Privilège des combats menés en 36 par les forces du Front Populaire ( pas de sociaux démocrates ou de strausskhaniens dans ce coup là!): profiter de ses congés payés ( qui coûtent si cher à en en croire les propagandes de l'époque et dont la structure même de l'argumentaire été reprise par l’anti 35 heures...). Je profite donc de mon temps, mon temps libre. Et aujourd'hui je revois, je relis une partie de la correspondance de Robert FILLIOU adressée à Roger TABANOU à l'immédiat après-guerre alors qu'ils étaient sortis victorieux de leur engagement dans le maquis FTP Bir- Hakeim de Saint-Etienne Vallée Française dans les Cévennes gardoises... Je suis en 1945, un an après la libération. Je relis ces lettres car tant et tant de conneries ont pu être dîtes, colportées sur l'existence de Robert en ce temps. Des conneries rapportées, des inventions, du n'importe quoi comme dans l'ouvrage "biographique" de P. Tilman... Mais aussi il y a les spécialistes du copié/collé des extraits seuls autorisés pour la publication du catalogue de l'exposition Robert Filliou au MNAM Georges Pompidou en 1991 comme Anne Moeglin Delcroix dans son Esthétique du livre d'artiste en 1997 ou encore dans Robert Filliou Poet publié par Sammlung Feelisch - Galerie der Stadt Remscheid...
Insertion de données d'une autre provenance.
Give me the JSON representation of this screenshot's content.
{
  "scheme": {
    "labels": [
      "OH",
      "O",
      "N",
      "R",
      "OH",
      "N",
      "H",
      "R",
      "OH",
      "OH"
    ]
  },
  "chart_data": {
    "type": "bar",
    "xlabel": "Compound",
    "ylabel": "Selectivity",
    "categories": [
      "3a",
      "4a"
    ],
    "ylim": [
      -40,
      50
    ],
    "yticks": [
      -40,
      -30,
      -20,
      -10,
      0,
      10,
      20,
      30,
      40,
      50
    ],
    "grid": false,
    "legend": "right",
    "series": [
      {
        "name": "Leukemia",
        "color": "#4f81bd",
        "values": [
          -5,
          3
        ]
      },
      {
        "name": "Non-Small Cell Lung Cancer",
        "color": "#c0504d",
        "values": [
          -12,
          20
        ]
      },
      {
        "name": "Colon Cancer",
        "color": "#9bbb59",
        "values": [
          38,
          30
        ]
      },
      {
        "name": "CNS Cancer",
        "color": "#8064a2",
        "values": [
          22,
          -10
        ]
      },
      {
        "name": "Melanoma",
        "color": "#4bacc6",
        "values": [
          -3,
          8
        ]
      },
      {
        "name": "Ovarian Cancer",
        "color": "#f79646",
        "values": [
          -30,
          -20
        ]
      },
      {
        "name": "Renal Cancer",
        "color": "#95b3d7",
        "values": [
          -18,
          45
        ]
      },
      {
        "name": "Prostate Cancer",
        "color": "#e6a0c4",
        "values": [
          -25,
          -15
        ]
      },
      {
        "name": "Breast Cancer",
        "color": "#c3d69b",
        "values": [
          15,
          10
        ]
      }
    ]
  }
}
Je relis, je transcris ces trésors de lignes manuscrites où apparaissent un Robert intime, un Robert attachant, un Robert qui se construit. J'ai le bénéfice ou privilège de contempler une sorte de Genèse de l'artiste qui transparait sous mes yeux. Je ne suis pas son ami mais je ne suis pas non plus un voleur tapis derrière son rideau pour grappiller quelque mystère - je suis témoin. Je me fonds tout naturellement, presque biologiquement dans cette amitié, ces confidences et capte chaque signe pour faire revivre ces moments disparus qui nous permettent aujourd'hui de comprendre l'un et l'autre, les deux protagonistes de cette correspondance. Aucun des deux ne prédomine. Robert n'est p le centre de cette correspondance mais tout comme Roger ne l'est pas non plus. C'est le "couple " d'amitié qui détermine l'intensité de cet échange. Tout cela je le sais depuis longtemps mais j'ai besoin de cette rare source lumineuse où Robert se confie en amitié profonde et m'indique un chemin à suivre avec toutes ses incertitudes mais surtout avec une confiance dans la générosité de l'acte de vivre, d'être entier.
Le 31 décembre 1945, il est à Sauve - chez sa mère - et revenait de Lyon. Dans quelques jours, le jeudi 3 janvier 1946 exactement il a se faire démobiliser- lui le maquisard... et dans cette lettre à Roger il se confie et se définie en ces termes: " En un mot, je suis toujours le même, un jour confiant à l'excès quand la vie me sourit, un jour découragé à l'extrême parce que la moindre chose m'a arrêté. Avec ce caractère-là peut-on réussir dans la vie? Les jours fastes je réponds oui, les jours néfastes, je réponds non. La vie se chargera de nous les instruire." Lucide.